Abraham Lincoln Uni. wrote:There is nothing wrong with going to law school part-time. Many students have no other option due to
financial or personal reasons and are capable of handling it and fully succeeding. It appears that your
part time job prospects may not be law-related, but if those are your only options that is fine as well.
The specific company may be willing to hire you as counsel upon graduation or have connections to help
you find a job upon graduation. If that is not the case, then your third and fourth year can be where you
devote more time to practical legal experience.

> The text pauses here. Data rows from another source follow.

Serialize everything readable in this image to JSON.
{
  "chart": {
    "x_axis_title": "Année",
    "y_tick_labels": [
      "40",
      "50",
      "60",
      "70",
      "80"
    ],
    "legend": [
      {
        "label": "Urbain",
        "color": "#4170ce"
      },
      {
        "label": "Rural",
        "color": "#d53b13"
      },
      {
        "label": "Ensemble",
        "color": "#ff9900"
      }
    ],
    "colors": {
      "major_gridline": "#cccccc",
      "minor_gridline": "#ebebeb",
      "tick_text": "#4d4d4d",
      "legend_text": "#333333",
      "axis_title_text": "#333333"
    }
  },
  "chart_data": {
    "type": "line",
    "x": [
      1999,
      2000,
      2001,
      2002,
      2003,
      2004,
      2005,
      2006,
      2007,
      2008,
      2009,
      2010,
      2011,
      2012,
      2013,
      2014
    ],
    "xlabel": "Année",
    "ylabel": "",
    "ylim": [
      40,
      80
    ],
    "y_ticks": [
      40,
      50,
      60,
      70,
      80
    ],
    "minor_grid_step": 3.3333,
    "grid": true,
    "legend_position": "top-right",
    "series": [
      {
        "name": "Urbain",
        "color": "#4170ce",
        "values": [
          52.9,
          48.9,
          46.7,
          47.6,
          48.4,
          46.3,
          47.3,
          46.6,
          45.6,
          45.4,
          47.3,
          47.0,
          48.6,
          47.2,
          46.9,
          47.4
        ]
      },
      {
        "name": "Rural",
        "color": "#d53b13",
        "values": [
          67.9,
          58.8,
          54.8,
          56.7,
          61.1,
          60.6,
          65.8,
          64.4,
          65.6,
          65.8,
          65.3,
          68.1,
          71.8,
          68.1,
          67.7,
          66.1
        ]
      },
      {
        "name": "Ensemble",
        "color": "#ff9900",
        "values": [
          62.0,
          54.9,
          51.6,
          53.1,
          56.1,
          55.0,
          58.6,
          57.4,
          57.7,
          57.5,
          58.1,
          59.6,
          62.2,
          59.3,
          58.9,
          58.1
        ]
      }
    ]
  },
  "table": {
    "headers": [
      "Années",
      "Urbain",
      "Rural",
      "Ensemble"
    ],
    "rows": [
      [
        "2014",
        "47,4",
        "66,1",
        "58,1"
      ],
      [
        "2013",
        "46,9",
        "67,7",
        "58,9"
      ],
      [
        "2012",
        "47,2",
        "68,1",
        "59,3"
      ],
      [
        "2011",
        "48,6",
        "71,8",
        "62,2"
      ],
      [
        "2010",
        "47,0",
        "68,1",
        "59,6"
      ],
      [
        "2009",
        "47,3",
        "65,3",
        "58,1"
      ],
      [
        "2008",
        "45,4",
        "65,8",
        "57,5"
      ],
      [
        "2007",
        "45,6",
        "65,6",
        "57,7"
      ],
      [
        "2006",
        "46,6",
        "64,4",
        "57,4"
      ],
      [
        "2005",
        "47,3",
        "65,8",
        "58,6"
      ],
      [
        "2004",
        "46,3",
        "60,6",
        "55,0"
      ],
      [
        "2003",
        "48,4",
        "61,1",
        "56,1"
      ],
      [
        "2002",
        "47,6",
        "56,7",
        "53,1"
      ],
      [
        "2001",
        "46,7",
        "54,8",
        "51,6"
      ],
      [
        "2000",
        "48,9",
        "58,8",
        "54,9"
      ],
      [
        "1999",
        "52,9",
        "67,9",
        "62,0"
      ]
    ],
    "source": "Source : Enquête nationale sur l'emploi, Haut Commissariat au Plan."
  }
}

This is pretty much what the admissions office told my class. It's technically true, but a very rosy picture. Frankly, after 1L year, we were pretty pissed off at our admissions for painting such a rosy picture. From my experience, most of the people who were in the part-time program have transitioned to full-time. The rest have houses and families and can't just quit working. Nobody is in the part-time program because they like it better. The school also treats you as the red headed step-child, but that's hard to care about when you're just trying to make sure that you brought the right textbooks with you each day.

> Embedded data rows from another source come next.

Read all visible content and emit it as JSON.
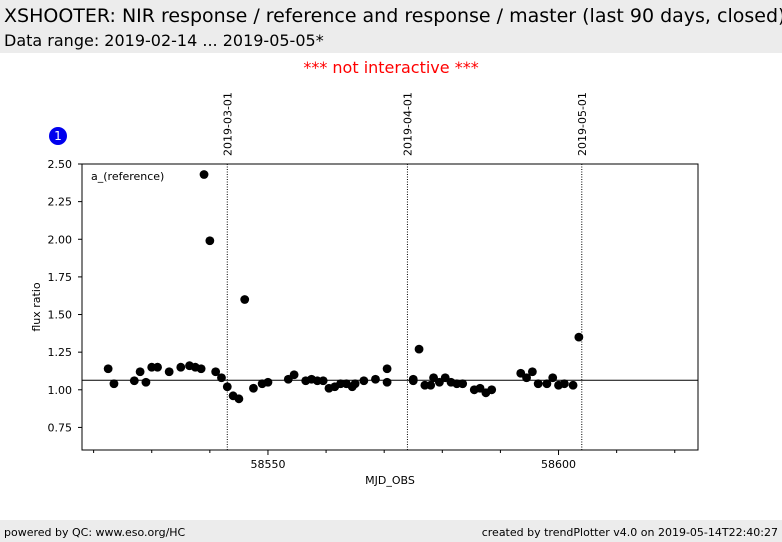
{
  "header": {
    "title": "XSHOOTER: NIR response / reference and response / master (last 90 days, closed)",
    "subtitle": "Data range: 2019-02-14 ... 2019-05-05*"
  },
  "notice": "*** not interactive ***",
  "footer": {
    "left": "powered by QC: www.eso.org/HC",
    "right": "created by trendPlotter v4.0 on 2019-05-14T22:40:27"
  },
  "colors": {
    "notice": "#ff0000",
    "badge": "#0000ee",
    "points": "#000000",
    "header_bg": "#ececec"
  },
  "chart_data": {
    "type": "scatter",
    "badge": "1",
    "panel_label": "a_(reference)",
    "xlabel": "MJD_OBS",
    "ylabel": "flux ratio",
    "xlim": [
      58518,
      58624
    ],
    "ylim": [
      0.6,
      2.5
    ],
    "xticks": [
      58550,
      58600
    ],
    "yticks": [
      0.75,
      1.0,
      1.25,
      1.5,
      1.75,
      2.0,
      2.25,
      2.5
    ],
    "ytick_labels": [
      "0.75",
      "1.00",
      "1.25",
      "1.50",
      "1.75",
      "2.00",
      "2.25",
      "2.50"
    ],
    "reference_line": 1.063,
    "date_markers": [
      {
        "label": "2019-03-01",
        "x": 58543.0
      },
      {
        "label": "2019-04-01",
        "x": 58574.0
      },
      {
        "label": "2019-05-01",
        "x": 58604.0
      }
    ],
    "points": [
      [
        58522.5,
        1.14
      ],
      [
        58523.5,
        1.04
      ],
      [
        58527.0,
        1.06
      ],
      [
        58528.0,
        1.12
      ],
      [
        58529.0,
        1.05
      ],
      [
        58530.0,
        1.15
      ],
      [
        58531.0,
        1.15
      ],
      [
        58533.0,
        1.12
      ],
      [
        58535.0,
        1.15
      ],
      [
        58536.5,
        1.16
      ],
      [
        58537.5,
        1.15
      ],
      [
        58538.5,
        1.14
      ],
      [
        58539.0,
        2.43
      ],
      [
        58540.0,
        1.99
      ],
      [
        58541.0,
        1.12
      ],
      [
        58542.0,
        1.08
      ],
      [
        58543.0,
        1.02
      ],
      [
        58544.0,
        0.96
      ],
      [
        58545.0,
        0.94
      ],
      [
        58546.0,
        1.6
      ],
      [
        58547.5,
        1.01
      ],
      [
        58549.0,
        1.04
      ],
      [
        58550.0,
        1.05
      ],
      [
        58553.5,
        1.07
      ],
      [
        58554.5,
        1.1
      ],
      [
        58556.5,
        1.06
      ],
      [
        58557.5,
        1.07
      ],
      [
        58558.5,
        1.06
      ],
      [
        58559.5,
        1.06
      ],
      [
        58560.5,
        1.01
      ],
      [
        58561.5,
        1.02
      ],
      [
        58562.5,
        1.04
      ],
      [
        58563.5,
        1.04
      ],
      [
        58564.5,
        1.02
      ],
      [
        58565.0,
        1.04
      ],
      [
        58566.5,
        1.06
      ],
      [
        58568.5,
        1.07
      ],
      [
        58570.5,
        1.14
      ],
      [
        58570.5,
        1.05
      ],
      [
        58575.0,
        1.06
      ],
      [
        58575.0,
        1.07
      ],
      [
        58576.0,
        1.27
      ],
      [
        58577.0,
        1.03
      ],
      [
        58578.0,
        1.03
      ],
      [
        58578.5,
        1.08
      ],
      [
        58579.5,
        1.05
      ],
      [
        58580.5,
        1.08
      ],
      [
        58581.5,
        1.05
      ],
      [
        58582.5,
        1.04
      ],
      [
        58583.5,
        1.04
      ],
      [
        58585.5,
        1.0
      ],
      [
        58586.5,
        1.01
      ],
      [
        58587.5,
        0.98
      ],
      [
        58588.5,
        1.0
      ],
      [
        58593.5,
        1.11
      ],
      [
        58594.5,
        1.08
      ],
      [
        58595.5,
        1.12
      ],
      [
        58596.5,
        1.04
      ],
      [
        58598.0,
        1.04
      ],
      [
        58599.0,
        1.08
      ],
      [
        58600.0,
        1.03
      ],
      [
        58601.0,
        1.04
      ],
      [
        58602.5,
        1.03
      ],
      [
        58603.5,
        1.35
      ]
    ]
  }
}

The idea that your company may want to hire you on as a lawyer is a pipe-dream if you haven't already arranged it with them. If anything, they'll get pissed because they know you're not sticking around. (wanna know how I know this???)

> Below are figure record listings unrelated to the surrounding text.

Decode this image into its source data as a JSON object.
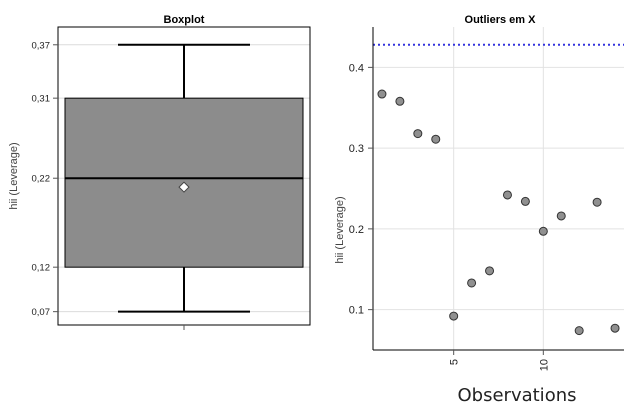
{
  "chart_data": [
    {
      "type": "box",
      "title": "Boxplot",
      "ylabel": "hii (Leverage)",
      "xlabel": "",
      "ylim": [
        0.055,
        0.39
      ],
      "yticks": [
        0.07,
        0.12,
        0.22,
        0.31,
        0.37
      ],
      "ytick_labels": [
        "0,07",
        "0,12",
        "0,22",
        "0,31",
        "0,37"
      ],
      "stats": {
        "min": 0.07,
        "q1": 0.12,
        "median": 0.22,
        "q3": 0.31,
        "max": 0.37,
        "mean": 0.21
      },
      "box_color": "#8c8c8c",
      "grid": true
    },
    {
      "type": "scatter",
      "title": "Outliers em X",
      "ylabel": "hii (Leverage)",
      "xlabel": "Observations",
      "xlim": [
        0.5,
        14.5
      ],
      "ylim": [
        0.05,
        0.45
      ],
      "xticks": [
        5,
        10
      ],
      "yticks": [
        0.1,
        0.2,
        0.3,
        0.4
      ],
      "ytick_labels": [
        "0.1",
        "0.2",
        "0.3",
        "0.4"
      ],
      "x": [
        1,
        2,
        3,
        4,
        5,
        6,
        7,
        8,
        9,
        10,
        11,
        12,
        13,
        14
      ],
      "y": [
        0.367,
        0.358,
        0.318,
        0.311,
        0.092,
        0.133,
        0.148,
        0.242,
        0.234,
        0.197,
        0.216,
        0.074,
        0.233,
        0.077
      ],
      "reference_line": 0.428,
      "reference_color": "#3333dd",
      "point_color": "#909090",
      "grid": true
    }
  ]
}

The big piss-your-pants moment for a part-time law student is "the leap of faith." This was something that was completely not advertised to us before law school started, and it was something that pissed me off when I heard about it. What's the leap of faith? It's that time when you're supposed to "trust the system" and jump from the well-paying job you've been doing to a $15/hour legal job to "jumpstart your legal experience." I remember to this day that they had a panel of students talk to us (at the time) 1Ls... the part-time representative was a guy who talked about being stressed out, but he took the leap and it worked "because we could live off my wife's income." That was how out of touch the school was with their part-time students at the time. Since then, I've actually been on that panel so that I could give the 1Ls a bit of a real snapshot into what it's like to work full-time and go to school part-time. It's immensely rewarding, but it's miserable at the same time.
Anyway, most 0Ls think that they can keep their job, and maybe their combination of work experience and good grades will land them a job. The reality is that you really have to make this leap, or else you're not going to have many job prospects.
Sorry for the rant, but one of the biggest things that rubbed me the wrong way about my admissions to law school was how different the part-time program was compared to how the admissions office described it to us.
Like I said in my last post, feel free to PM me if you want specific details, want to bounce ideas off of me, or just want more info. I want to make sure that you go into law school knowing what you signed up for.